My question is the following: does there exist an orthonormal basis $\{v_j\}_{j=1}^d$ such that: $$\gamma(U) \le \sum_{j=1}^d ||v_j||_{\infty}^2 \le O(\textrm{polylog}(d)) \gamma(U)$$
Some comments:
- The inequality on the left hand side is trivial.
- I know of a construction for any subspace $U$ that is spanned by a collection of standard basis vectors. This construction hinges on the existing of Hadamard Matrices of order $2^k$ for $k \in \mathbb{N}$. I do not see how to generalize this.

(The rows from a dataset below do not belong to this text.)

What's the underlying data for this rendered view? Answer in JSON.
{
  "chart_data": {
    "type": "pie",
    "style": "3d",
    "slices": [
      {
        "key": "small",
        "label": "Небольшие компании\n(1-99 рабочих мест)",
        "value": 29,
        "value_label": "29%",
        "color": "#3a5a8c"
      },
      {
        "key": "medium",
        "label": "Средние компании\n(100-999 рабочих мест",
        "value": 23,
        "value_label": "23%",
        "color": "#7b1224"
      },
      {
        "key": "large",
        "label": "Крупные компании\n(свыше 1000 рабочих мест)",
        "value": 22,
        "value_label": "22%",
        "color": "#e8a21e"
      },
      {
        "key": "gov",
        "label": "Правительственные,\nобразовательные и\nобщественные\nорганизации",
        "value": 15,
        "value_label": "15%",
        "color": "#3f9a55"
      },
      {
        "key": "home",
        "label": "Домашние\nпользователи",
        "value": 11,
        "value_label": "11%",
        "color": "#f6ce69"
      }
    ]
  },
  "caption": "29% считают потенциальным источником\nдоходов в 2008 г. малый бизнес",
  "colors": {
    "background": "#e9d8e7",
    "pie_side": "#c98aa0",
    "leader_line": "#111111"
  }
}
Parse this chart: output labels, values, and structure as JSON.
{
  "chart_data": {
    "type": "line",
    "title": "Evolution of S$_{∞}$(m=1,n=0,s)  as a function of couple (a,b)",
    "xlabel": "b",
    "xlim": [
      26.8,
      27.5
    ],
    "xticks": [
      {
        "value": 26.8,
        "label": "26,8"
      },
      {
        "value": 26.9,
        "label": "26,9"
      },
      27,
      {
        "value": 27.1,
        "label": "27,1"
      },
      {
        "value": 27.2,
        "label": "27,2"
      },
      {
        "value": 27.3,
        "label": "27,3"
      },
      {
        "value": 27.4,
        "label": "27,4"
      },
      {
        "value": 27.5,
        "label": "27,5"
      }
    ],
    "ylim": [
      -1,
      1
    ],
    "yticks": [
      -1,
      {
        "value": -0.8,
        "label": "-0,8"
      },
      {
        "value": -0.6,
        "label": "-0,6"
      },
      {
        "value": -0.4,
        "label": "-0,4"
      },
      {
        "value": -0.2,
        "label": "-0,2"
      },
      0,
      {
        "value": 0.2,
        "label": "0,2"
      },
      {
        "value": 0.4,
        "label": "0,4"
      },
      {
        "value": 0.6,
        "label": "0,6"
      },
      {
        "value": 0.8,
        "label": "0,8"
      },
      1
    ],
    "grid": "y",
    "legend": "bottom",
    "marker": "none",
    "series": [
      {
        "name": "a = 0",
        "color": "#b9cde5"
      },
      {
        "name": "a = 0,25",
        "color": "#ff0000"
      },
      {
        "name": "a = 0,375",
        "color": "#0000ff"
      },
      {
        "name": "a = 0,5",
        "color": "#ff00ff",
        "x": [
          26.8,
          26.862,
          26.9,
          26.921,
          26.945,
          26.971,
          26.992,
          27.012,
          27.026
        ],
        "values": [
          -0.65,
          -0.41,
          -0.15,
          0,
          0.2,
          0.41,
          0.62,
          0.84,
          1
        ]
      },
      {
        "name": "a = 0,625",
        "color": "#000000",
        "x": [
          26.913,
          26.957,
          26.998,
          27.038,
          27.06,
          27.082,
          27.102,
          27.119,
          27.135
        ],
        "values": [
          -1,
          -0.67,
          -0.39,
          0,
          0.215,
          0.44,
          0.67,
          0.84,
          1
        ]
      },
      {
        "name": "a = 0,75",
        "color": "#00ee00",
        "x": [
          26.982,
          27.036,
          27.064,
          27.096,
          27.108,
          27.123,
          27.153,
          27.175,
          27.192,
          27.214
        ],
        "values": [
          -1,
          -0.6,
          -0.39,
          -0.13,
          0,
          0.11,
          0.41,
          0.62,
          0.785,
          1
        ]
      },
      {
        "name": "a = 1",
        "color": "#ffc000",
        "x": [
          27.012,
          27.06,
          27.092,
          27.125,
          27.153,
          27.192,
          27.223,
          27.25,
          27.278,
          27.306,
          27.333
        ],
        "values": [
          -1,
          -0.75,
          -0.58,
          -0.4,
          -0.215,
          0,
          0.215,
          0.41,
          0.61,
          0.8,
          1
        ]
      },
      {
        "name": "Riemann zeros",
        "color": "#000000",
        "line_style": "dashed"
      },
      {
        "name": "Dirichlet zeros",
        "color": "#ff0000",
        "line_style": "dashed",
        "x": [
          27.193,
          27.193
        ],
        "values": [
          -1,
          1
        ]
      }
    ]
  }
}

- One idea is to use randomness. Heuristically speaking, Let $V \in \mathbb{R}^{n\times d}$ be an orthonormal basis for $U$ and let $R \sim \mathcal{N}(0, 1/d I_{d^2 \times d^2})$ be a random gaussian matrix. $R$ looks almost like an isometry so we could consider looking at $V' = VR$. I can show that with probability $\ge 1-\delta$ $$\max_{i,j} |V'_{ij}| \le C\sqrt{\frac{\gamma(U)\log(nd/\delta)}{d}}$$ which gives the bound except with a $\log n$ factor.